Traçou-se em um mapa um quadrado simbólico de 100 quilômetros de lado, correspondente a este território, sede do governo, em cujo centro se levantaria a futura capital. Como não havia ali nenhum acidente natural que importunasse os arquitetos, estes puderam trabalhar em um lugar plano. O traçado da cidade se desenhou no solo; o contorno foi delimitado e dentro dele se marcou as diferentes zonas: residencial, administrativa, comercial, industrial e a reservada ao lazer...

“Da manhã à noite os diários se encheram de anúncios que ocupavam páginas inteiras. Anunciava-se a fundação da cidade de Goiânia em torno de um plano detalhado, como se a cidade fosse centenária, enumerando-se as vantagens que prometiam aos habitantes: estação ferroviária, abastecimento de água, esgotos e cinemas... Pois os advogados e os especuladores eram os primeiros ocupantes (da cidade).

“Visitei Goiânia em 1937. Uma planície sem fim com algo de terreno baldio e de campo de batalha, arrepiada de postes elétricos e de casas — via-se umas 100 casas novas dispersas em todas as direções. O mais importante era um hotel, paralelepípedo de cimento que, no meio de semelhante planície, parecia um areroporto ou um forte. De bom grado podia-se aplicar a expressão ´baluarte da civilização´ em um sentido não figurado mas direto, que assim empregado tomava um valor singularmente irônico, pois nada podia ser tão bárbaro, tão inumano como esse hotel no deserto. Essa construção sem graça era o contrário de Goiás; nenhuma história, nenhum tempo, nenhum costume havia costurado seu vazio ou suavizado sua dureza; a pessoa se sentia ali como em uma estação ou em um hospital, sempre passageiro, sempre viajante.
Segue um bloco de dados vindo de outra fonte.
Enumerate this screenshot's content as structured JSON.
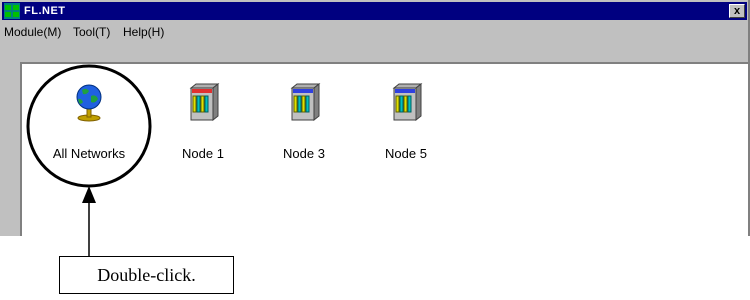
{
  "window": {
    "title": "FL.NET",
    "close_label": "x"
  },
  "menu": [
    {
      "label": "Module(M)"
    },
    {
      "label": "Tool(T)"
    },
    {
      "label": "Help(H)"
    }
  ],
  "nodes": [
    {
      "label": "All Networks",
      "icon": "globe-icon"
    },
    {
      "label": "Node 1",
      "icon": "node-device-icon"
    },
    {
      "label": "Node 3",
      "icon": "node-device-icon"
    },
    {
      "label": "Node 5",
      "icon": "node-device-icon"
    }
  ],
  "annotation": {
    "callout_text": "Double-click."
  }
}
Só o temor a uma catástrofe poderia justificar essa casamata...

“A lembrança do Grande Hotel de Goiânia se une a outras em minha memória, testemunha — nos dois lados, do luxo e da miséria — do absurdo das relações que o homem aceita entabular com o mundo, ou melhor, que de maneira crescente lhe são impostas.”

Um comentário:

  1. Ainda existem lugares proximo a Goiania que ainda estao nas condicoes de quando Goiania era uma cidade jovem. Quando mudei para a Aparecida de Goinia no final dos anos 80 num bairro pobre tudo era horrivele acredite naquela epoca tambem ja tinha roubos no bairro. Ainda bem que nao moro mais la'! Obrigada meu Deus!